Re: stl::map iterator

From:
=?ISO-8859-1?Q?=D6=F6_Tiib?= <ootiib@hot.ee>
Newsgroups:
comp.lang.c++
Date:
Sun, 30 Jun 2013 20:54:56 -0700 (PDT)
Message-ID:
<fdd7c614-2d87-4873-a884-1d78ef8cfb80@googlegroups.com>
On Monday, 1 July 2013 05:30:05 UTC+3, HungryGoat wrote:

Hi, I found this code in "The C++ Standard Library" book by Nikolai.

template <class Cont>
inline bool replace_key (Cont& c,
                         const typename Cont::key_type& old_key,
                         const typename Cont::key_type& new_key)
{
    typename Cont::iterator pos;
    pos = c.find(old_key);
    if (pos != c.end()) {
        //insert new element with value of old element
        c.insert(typename Cont::value_type(new_key,
        pos->second));

        //remove old element
        c.erase(pos);
        return true;
    }
    else {
        //key not found
        return false;
    }
}

My question is, in the call to c.erase(pos), aren't there chances that
pos is invalidated by the previous call to insert?

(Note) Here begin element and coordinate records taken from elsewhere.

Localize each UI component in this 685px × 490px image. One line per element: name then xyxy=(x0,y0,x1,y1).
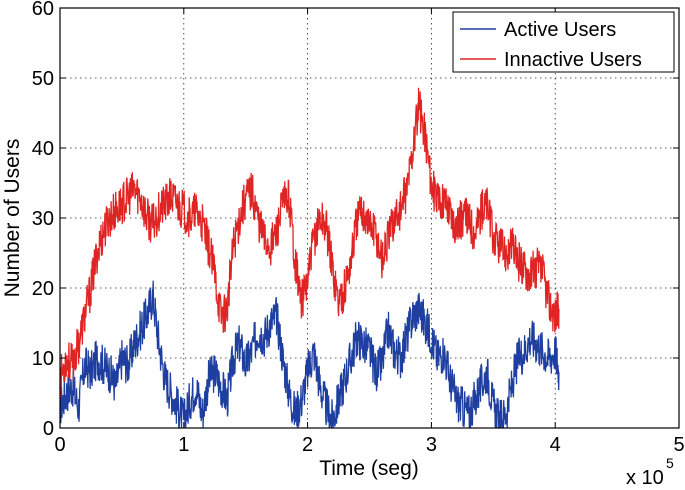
x-tick-label: 5 xyxy=(673,434,684,456)
y-tick-label: 30 xyxy=(32,208,54,230)
grid-lines xyxy=(60,8,679,428)
series-line-active-users xyxy=(59,280,560,429)
y-tick-label: 40 xyxy=(32,138,54,160)
y-axis-label: Number of Users xyxy=(1,139,24,298)
x-tick-label: 1 xyxy=(178,434,189,456)
y-tick-label: 10 xyxy=(32,348,54,370)
series-line-innactive-users xyxy=(59,87,560,399)
x-multiplier-exponent: 5 xyxy=(666,455,674,471)
y-tick-label: 60 xyxy=(32,0,54,20)
x-axis-label: Time (seg) xyxy=(319,457,419,480)
y-tick-label: 20 xyxy=(32,278,54,300)
legend-label-active-users: Active Users xyxy=(504,19,616,41)
legend-box xyxy=(452,11,675,73)
y-tick-label: 0 xyxy=(43,418,54,440)
x-tick-label: 0 xyxy=(54,434,65,456)
legend-label-innactive-users: Innactive Users xyxy=(504,49,642,71)
y-tick-label: 50 xyxy=(32,68,54,90)
legend: Active Users Innactive Users xyxy=(452,11,675,73)
x-tick-label: 3 xyxy=(426,434,437,456)
x-multiplier-label: x 10 xyxy=(626,467,664,489)
x-tick-label: 4 xyxy=(550,434,561,456)
x-tick-label: 2 xyxy=(302,434,313,456)
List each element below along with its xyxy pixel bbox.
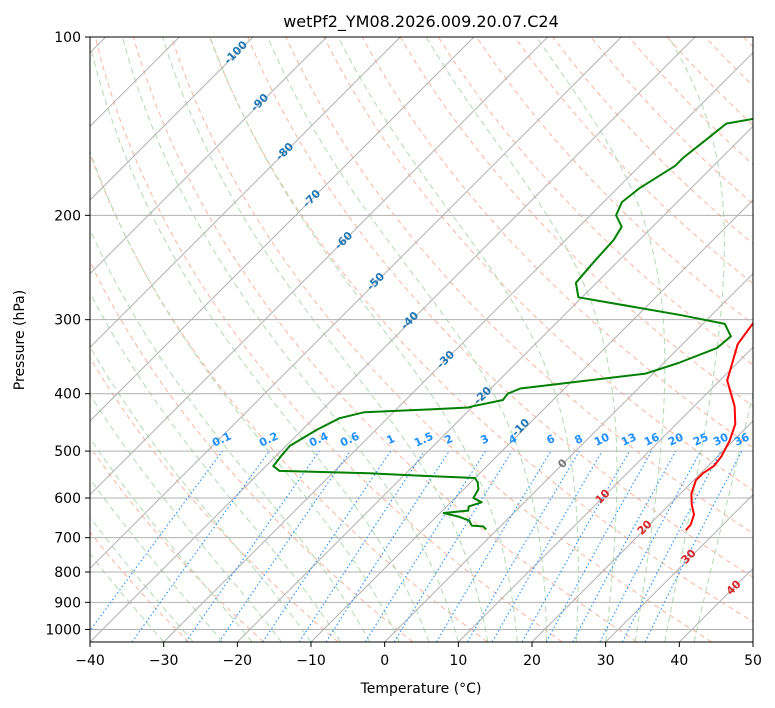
x-axis-label: Temperature (°C) bbox=[360, 681, 482, 697]
x-tick-label: 40 bbox=[670, 653, 688, 669]
mixing-ratio-line bbox=[262, 450, 392, 642]
y-tick-label: 800 bbox=[54, 565, 81, 581]
moist-adiabat bbox=[90, 516, 194, 642]
plot-area bbox=[90, 37, 753, 642]
moist-adiabat bbox=[90, 393, 282, 642]
dewpoint-profile-line bbox=[272, 117, 753, 531]
x-tick-label: −10 bbox=[296, 653, 326, 669]
moist-adiabat bbox=[90, 42, 430, 642]
dry-adiabat bbox=[132, 37, 638, 642]
moist-adiabat bbox=[90, 150, 400, 642]
y-tick-label: 300 bbox=[54, 313, 81, 329]
dry-adiabat bbox=[209, 37, 753, 623]
isotherm-line bbox=[90, 37, 328, 275]
isotherm-line bbox=[163, 51, 753, 642]
dry-adiabat bbox=[90, 531, 190, 642]
sounding-curves bbox=[272, 117, 753, 531]
y-tick-label: 600 bbox=[54, 491, 81, 507]
y-tick-label: 900 bbox=[54, 595, 81, 611]
mixing-ratio-label: 25 bbox=[691, 430, 710, 448]
temperature-profile-line bbox=[685, 321, 753, 531]
mixing-ratio-line bbox=[644, 450, 743, 642]
mixing-ratio-label: 36 bbox=[732, 430, 752, 448]
isotherm-line bbox=[90, 37, 254, 201]
y-axis-label: Pressure (hPa) bbox=[12, 290, 28, 390]
isotherm-line bbox=[310, 199, 753, 642]
y-tick-label: 1000 bbox=[45, 622, 81, 638]
isotherm-line bbox=[457, 346, 753, 642]
moist-adiabat bbox=[162, 37, 489, 642]
isotherm-line bbox=[236, 125, 753, 642]
axis-ticks: −40 −30 −20 −10 0 10 20 30 40 50 100 200 300 400 500 60… bbox=[45, 30, 762, 669]
mixing-ratio-line bbox=[90, 450, 223, 632]
mixing-ratio-label: 20 bbox=[666, 430, 686, 448]
x-tick-label: −30 bbox=[149, 653, 179, 669]
y-tick-label: 700 bbox=[54, 531, 81, 547]
moist-adiabat bbox=[664, 37, 725, 642]
moist-adiabat bbox=[267, 37, 548, 642]
isotherm-line bbox=[531, 420, 753, 642]
x-tick-label: 10 bbox=[449, 653, 467, 669]
y-tick-label: 400 bbox=[54, 387, 81, 403]
plot-frame bbox=[89, 36, 754, 643]
x-tick-label: 20 bbox=[523, 653, 541, 669]
moist-adiabat bbox=[693, 392, 753, 642]
moist-adiabat bbox=[536, 37, 666, 642]
isotherm-line bbox=[90, 37, 475, 422]
chart-title: wetPf2_YM08.2026.009.20.07.C24 bbox=[283, 12, 559, 32]
isotherm-line bbox=[90, 37, 549, 496]
isotherm-line bbox=[384, 272, 753, 642]
x-tick-label: 0 bbox=[380, 653, 389, 669]
y-tick-label: 200 bbox=[54, 208, 81, 224]
mixing-ratio-line bbox=[325, 450, 450, 642]
y-tick-label: 500 bbox=[54, 444, 81, 460]
dry-adiabat bbox=[437, 37, 753, 366]
y-tick-label: 100 bbox=[54, 30, 81, 46]
dry-adiabat bbox=[94, 37, 563, 642]
moist-adiabat bbox=[90, 291, 341, 642]
mixing-ratio-line bbox=[521, 450, 630, 642]
mixing-ratio-label: 30 bbox=[711, 430, 731, 448]
moist-adiabat bbox=[121, 37, 459, 642]
moist-adiabat bbox=[90, 478, 223, 642]
mixing-ratio-line bbox=[393, 450, 513, 642]
dry-adiabat bbox=[285, 37, 753, 535]
moist-adiabat bbox=[90, 437, 253, 642]
isotherm-line bbox=[605, 493, 753, 642]
x-tick-label: −20 bbox=[223, 653, 253, 669]
mixing-ratio-line bbox=[572, 450, 677, 642]
mixing-ratio-line bbox=[131, 450, 270, 642]
isotherm-line bbox=[90, 37, 401, 349]
x-tick-label: 30 bbox=[597, 653, 615, 669]
dry-adiabat bbox=[247, 37, 753, 578]
mixing-ratio-line bbox=[545, 450, 653, 642]
mixing-ratio-line bbox=[218, 450, 351, 642]
dry-adiabat bbox=[323, 37, 753, 491]
mixing-ratio-label: 10 bbox=[592, 430, 612, 448]
isotherm-line bbox=[90, 37, 622, 570]
x-tick-label: −40 bbox=[75, 653, 105, 669]
dry-adiabat bbox=[90, 260, 414, 642]
x-tick-label: 50 bbox=[744, 653, 762, 669]
mixing-ratio-label: 13 bbox=[619, 430, 638, 448]
moist-adiabat bbox=[425, 37, 618, 642]
dry-adiabat bbox=[399, 37, 753, 407]
isotherm-line bbox=[90, 37, 696, 642]
mixing-ratio-line bbox=[185, 450, 320, 642]
moist-adiabat bbox=[90, 228, 371, 642]
moist-adiabat bbox=[209, 37, 518, 642]
moist-adiabat bbox=[337, 37, 579, 642]
background-lines bbox=[90, 37, 753, 642]
mixing-ratio-line bbox=[298, 450, 425, 642]
dry-adiabat bbox=[90, 356, 339, 642]
mixing-ratio-label: 16 bbox=[642, 430, 662, 448]
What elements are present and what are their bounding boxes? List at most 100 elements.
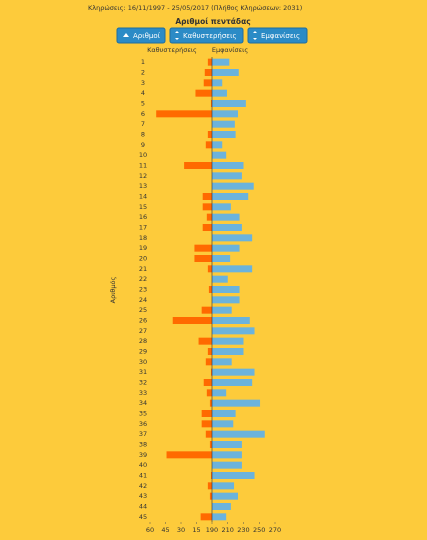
- bar: [205, 430, 212, 438]
- bar: [202, 203, 212, 211]
- bar: [212, 399, 261, 407]
- y-tick-label: 36: [139, 420, 147, 428]
- y-tick-label: 43: [139, 492, 147, 500]
- button-label[interactable]: Καθυστερήσεις: [183, 32, 237, 40]
- bar: [207, 58, 212, 66]
- y-tick-label: 33: [139, 389, 147, 397]
- y-tick-label: 38: [139, 441, 147, 449]
- bar: [212, 461, 242, 469]
- y-tick-label: 30: [139, 358, 147, 366]
- y-tick-label: 39: [139, 451, 147, 459]
- bar: [200, 513, 212, 521]
- bar: [212, 141, 223, 149]
- bar: [212, 513, 227, 521]
- y-tick-label: 28: [139, 337, 147, 345]
- y-tick-label: 8: [141, 131, 145, 139]
- y-tick-label: 21: [139, 265, 147, 273]
- y-tick-label: 19: [139, 244, 147, 252]
- bar: [212, 317, 250, 324]
- button-bg[interactable]: [169, 27, 244, 44]
- x-tick-label: 270: [269, 526, 281, 534]
- button[interactable]: Εμφανίσεις: [247, 27, 308, 44]
- bar: [212, 296, 240, 304]
- x-tick-label: 30: [177, 526, 185, 534]
- bar: [195, 89, 212, 97]
- bar: [209, 441, 212, 448]
- bar: [212, 492, 238, 500]
- bar: [212, 265, 253, 273]
- x-tick-label: 15: [192, 526, 200, 534]
- x-tick-label: 250: [253, 526, 265, 534]
- bar: [212, 131, 236, 138]
- bar: [202, 193, 212, 200]
- bar: [203, 379, 212, 386]
- button-bg[interactable]: [116, 27, 166, 44]
- bar: [212, 203, 231, 211]
- y-tick-label: 23: [139, 286, 147, 294]
- y-tick-label: 31: [139, 368, 147, 376]
- bar: [210, 472, 212, 479]
- y-tick-label: 44: [139, 503, 147, 511]
- y-tick-label: 9: [141, 141, 145, 149]
- y-tick-label: 4: [141, 89, 145, 97]
- bar: [207, 265, 212, 273]
- y-tick-label: 32: [139, 379, 147, 387]
- bar: [212, 151, 227, 159]
- button-bg[interactable]: [247, 27, 308, 44]
- bar: [194, 244, 212, 252]
- bar: [212, 100, 246, 107]
- y-tick-label: 11: [139, 162, 147, 170]
- bar: [201, 410, 212, 417]
- y-tick-label: 27: [139, 327, 147, 335]
- bar: [212, 472, 255, 479]
- x-tick-label: 210: [222, 526, 234, 534]
- button[interactable]: Καθυστερήσεις: [169, 27, 244, 44]
- bar: [184, 162, 212, 169]
- y-tick-label: 6: [141, 110, 145, 118]
- y-tick-label: 41: [139, 472, 147, 480]
- y-tick-label: 12: [139, 172, 147, 180]
- y-tick-label: 42: [139, 482, 147, 490]
- y-tick-label: 20: [139, 255, 147, 263]
- y-tick-label: 37: [139, 430, 147, 438]
- bar: [204, 69, 212, 76]
- bar: [212, 358, 232, 366]
- x-tick-label: 230: [237, 526, 249, 534]
- y-tick-label: 40: [139, 461, 147, 469]
- bar: [209, 492, 212, 500]
- y-tick-label: 2: [141, 69, 145, 77]
- bar: [212, 120, 235, 128]
- x-tick-label: 45: [161, 526, 169, 534]
- bar: [207, 482, 212, 490]
- bar: [208, 286, 212, 293]
- bar: [212, 89, 227, 97]
- y-tick-label: 18: [139, 234, 147, 242]
- bar: [210, 368, 212, 376]
- bar: [212, 410, 236, 417]
- x-tick-label: 190: [206, 526, 218, 534]
- bar: [212, 348, 244, 355]
- bar: [212, 110, 238, 118]
- bar: [212, 255, 231, 262]
- bar: [212, 430, 265, 438]
- bar: [172, 317, 212, 324]
- bar: [210, 100, 212, 107]
- button[interactable]: Αριθμοί: [116, 27, 166, 44]
- button-label[interactable]: Εμφανίσεις: [261, 32, 300, 40]
- y-tick-label: 7: [141, 120, 145, 128]
- bar: [212, 337, 244, 345]
- bar: [202, 224, 212, 231]
- bar: [212, 193, 249, 200]
- bar: [212, 224, 242, 231]
- bar: [166, 451, 212, 459]
- y-tick-label: 45: [139, 513, 147, 521]
- bar: [209, 399, 212, 407]
- y-tick-label: 25: [139, 306, 147, 314]
- bar: [205, 358, 212, 366]
- button-label[interactable]: Αριθμοί: [133, 32, 161, 40]
- bar: [212, 306, 232, 314]
- bar: [212, 389, 227, 397]
- bar: [212, 162, 244, 169]
- bar: [198, 337, 212, 345]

No. std::map<4>::insert may not invalidate any iterators.

I am under the impression that insert or delete invalidates the iterators.


'delete' is keyword that yes invalidates everything that was pointed at.
I assume you meant 'erase' however. std::map<4>::erase invalidates only
iterators, pointers and references referring to elements removed. All others
must keep validity.

When you want to replace 'std::map' with 'boost::flat_map' then you must be
careful since that thing is based on 'std::vector' and so 'insert'
potentially invalidates all iterators.